《Pretty In Love {Muke}| Polish translation ✔️》1.4
Advertisement
- Tak, tak, tak! – Michael praktycznie podskoczył w miejscu. – Proszę, niech pan powie, że to dziewczynka – podniósł brew na mnie. – A jaka jest twoja decyzja?
Pokiwałem tylko głową, patrząc na lekarza.
- Okej, w takim razie. Tato jeden i tato dwa, dziecko jest...
- Proszę poczekać! – wrzasnąłem – Niech mi pan nie mówi! Chcę mieć niespodziankę!
Michael i doktor Ray odwrócili się w moją stronę ze spojrzeniem: „Czy ty sobie, kurwa, żartujesz?".
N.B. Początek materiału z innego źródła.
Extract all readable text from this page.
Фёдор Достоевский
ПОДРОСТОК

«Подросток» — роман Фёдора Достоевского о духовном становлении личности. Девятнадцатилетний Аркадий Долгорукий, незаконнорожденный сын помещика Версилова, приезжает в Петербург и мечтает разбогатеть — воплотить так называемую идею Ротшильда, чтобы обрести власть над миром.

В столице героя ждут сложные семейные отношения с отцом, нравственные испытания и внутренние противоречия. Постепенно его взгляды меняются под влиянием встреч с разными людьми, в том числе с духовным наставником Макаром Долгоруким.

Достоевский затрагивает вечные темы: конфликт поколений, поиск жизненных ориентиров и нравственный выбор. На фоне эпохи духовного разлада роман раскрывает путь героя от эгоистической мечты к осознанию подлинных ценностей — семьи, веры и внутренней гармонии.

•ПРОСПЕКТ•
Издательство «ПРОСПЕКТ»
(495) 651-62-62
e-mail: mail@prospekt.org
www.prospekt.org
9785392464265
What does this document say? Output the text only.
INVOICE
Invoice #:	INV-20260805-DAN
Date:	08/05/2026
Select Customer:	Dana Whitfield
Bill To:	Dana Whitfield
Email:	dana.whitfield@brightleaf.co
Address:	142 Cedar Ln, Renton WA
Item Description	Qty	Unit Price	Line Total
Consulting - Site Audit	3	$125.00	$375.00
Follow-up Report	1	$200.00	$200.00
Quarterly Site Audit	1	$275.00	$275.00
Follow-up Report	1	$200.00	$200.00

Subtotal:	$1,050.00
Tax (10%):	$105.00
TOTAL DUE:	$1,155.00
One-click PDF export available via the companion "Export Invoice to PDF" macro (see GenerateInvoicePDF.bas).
- Czy zdajesz sobie sprawę z tego, jak trudno jest kupować neutralne rzeczy dla dzieci? – zapytał Michael. – Poza tym, jeśli dowiemy się teraz, będziemy mogli kupować jej różowe rzeczy stopniowo, a nie wydawać ogromne pieniądze na raz, po jej urodzeniu.
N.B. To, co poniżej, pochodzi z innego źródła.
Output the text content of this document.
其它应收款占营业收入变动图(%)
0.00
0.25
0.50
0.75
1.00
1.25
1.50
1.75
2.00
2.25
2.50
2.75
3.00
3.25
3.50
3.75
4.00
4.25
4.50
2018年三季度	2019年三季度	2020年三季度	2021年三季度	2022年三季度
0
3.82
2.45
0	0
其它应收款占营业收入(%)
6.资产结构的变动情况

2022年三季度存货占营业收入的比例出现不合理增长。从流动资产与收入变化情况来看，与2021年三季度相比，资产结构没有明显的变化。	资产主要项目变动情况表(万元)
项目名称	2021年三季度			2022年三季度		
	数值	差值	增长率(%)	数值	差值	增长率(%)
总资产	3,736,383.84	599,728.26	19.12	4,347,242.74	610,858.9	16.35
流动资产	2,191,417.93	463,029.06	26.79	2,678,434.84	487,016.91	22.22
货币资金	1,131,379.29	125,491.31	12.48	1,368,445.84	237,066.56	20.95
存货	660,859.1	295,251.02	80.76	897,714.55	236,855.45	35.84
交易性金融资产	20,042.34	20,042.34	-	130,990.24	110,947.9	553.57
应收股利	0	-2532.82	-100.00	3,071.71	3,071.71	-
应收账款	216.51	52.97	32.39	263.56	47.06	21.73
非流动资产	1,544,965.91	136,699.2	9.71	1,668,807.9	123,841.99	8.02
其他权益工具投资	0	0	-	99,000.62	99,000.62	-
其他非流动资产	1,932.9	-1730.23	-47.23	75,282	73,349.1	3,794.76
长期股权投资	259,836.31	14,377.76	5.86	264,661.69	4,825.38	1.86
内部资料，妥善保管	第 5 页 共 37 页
Był tak cholernie pewny, że to dziewczynka, zawsze mnie to bawiło.
Michael miał w sumie rację; więcej sensu ma kupowanie rzeczy stopniowo, przez następne pięć miesięcy. Powinniśmy brać kilka małych rzeczy okazjonalnie, niż próbować skołować wszystko, gdy będzie za późno. Tym bardziej, że zbliżają się święta i każdy z nas, musi kupić prezenty swojej rodzinie, czy bliższym przyjaciołom.
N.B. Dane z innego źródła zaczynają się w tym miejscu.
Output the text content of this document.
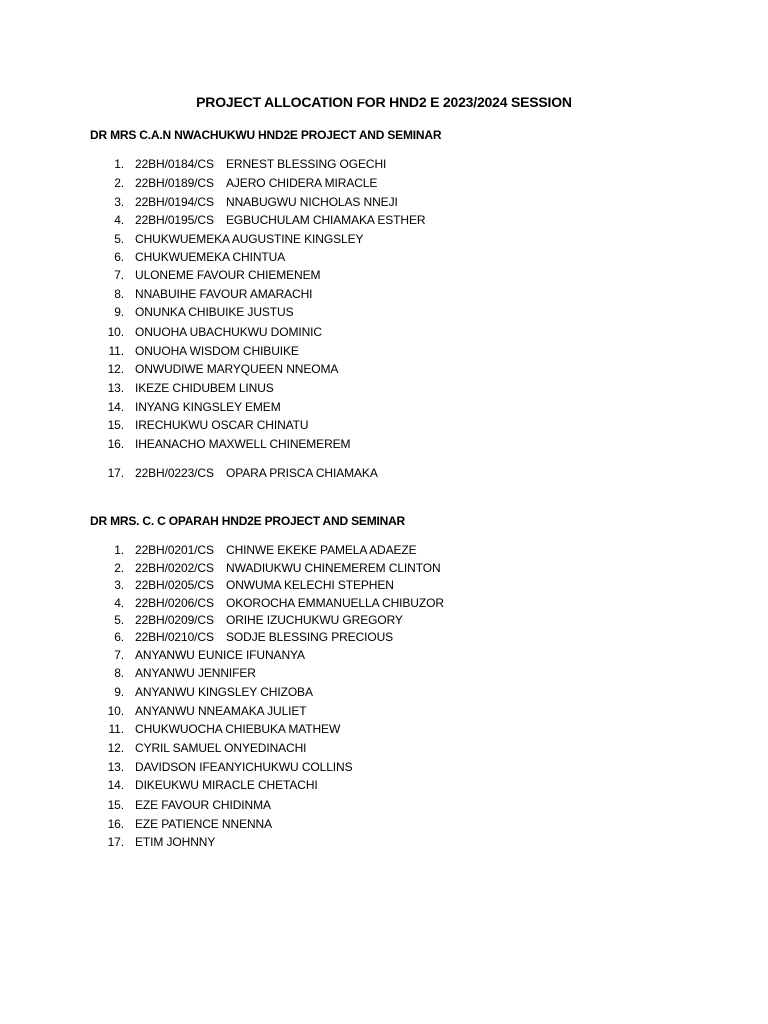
PROJECT ALLOCATION FOR HND2 E 2023/2024 SESSION
DR MRS C.A.N NWACHUKWU HND2E PROJECT AND SEMINAR
1. 22BH/0184/CS ERNEST BLESSING OGECHI
2. 22BH/0189/CS AJERO CHIDERA MIRACLE
3. 22BH/0194/CS NNABUGWU NICHOLAS NNEJI
4. 22BH/0195/CS EGBUCHULAM CHIAMAKA ESTHER
5. CHUKWUEMEKA AUGUSTINE KINGSLEY
6. CHUKWUEMEKA CHINTUA
7. ULONEME FAVOUR CHIEMENEM
8. NNABUIHE FAVOUR AMARACHI
9. ONUNKA CHIBUIKE JUSTUS
10. ONUOHA UBACHUKWU DOMINIC
11. ONUOHA WISDOM CHIBUIKE
12. ONWUDIWE MARYQUEEN NNEOMA
13. IKEZE CHIDUBEM LINUS
14. INYANG KINGSLEY EMEM
15. IRECHUKWU OSCAR CHINATU
16. IHEANACHO MAXWELL CHINEMEREM
17. 22BH/0223/CS OPARA PRISCA CHIAMAKA
DR MRS. C. C OPARAH HND2E PROJECT AND SEMINAR
1. 22BH/0201/CS CHINWE EKEKE PAMELA ADAEZE
2. 22BH/0202/CS NWADIUKWU CHINEMEREM CLINTON
3. 22BH/0205/CS ONWUMA KELECHI STEPHEN
4. 22BH/0206/CS OKOROCHA EMMANUELLA CHIBUZOR
5. 22BH/0209/CS ORIHE IZUCHUKWU GREGORY
6. 22BH/0210/CS SODJE BLESSING PRECIOUS
7. ANYANWU EUNICE IFUNANYA
8. ANYANWU JENNIFER
9. ANYANWU KINGSLEY CHIZOBA
10. ANYANWU NNEAMAKA JULIET
11. CHUKWUOCHA CHIEBUKA MATHEW
12. CYRIL SAMUEL ONYEDINACHI
13. DAVIDSON IFEANYICHUKWU COLLINS
14. DIKEUKWU MIRACLE CHETACHI
15. EZE FAVOUR CHIDINMA
16. EZE PATIENCE NNENNA
17. ETIM JOHNNY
Wiedziałem, jak bardzo Michael chce dziewczynkę; jak bardzo chce, żeby była jego małym aniołkiem. Późno w nocy, gdy myśli, że już śpię, a nasze ciała są ze sobą splątane, mówi cicho o tym, jak bardzo podekscytowany jest urządzaniem z nią podwieczorków, zabraniem jej na pierwszy bal, uczeniem co jest dobre, a co złe.
Ale ja miałem przeczucie, że to będzie chłopiec.
Wyobrażałem sobie branie go na jego pierwszy mecz piłki nożnej, śmianie się razem z Michaelem podczas oglądania jak nasz syn tańczy z jakąś dziewczyną na balu. Byłby idealną mieszanką mnie i Michaela, piękne, zielone oczy i gładka, blada skóra.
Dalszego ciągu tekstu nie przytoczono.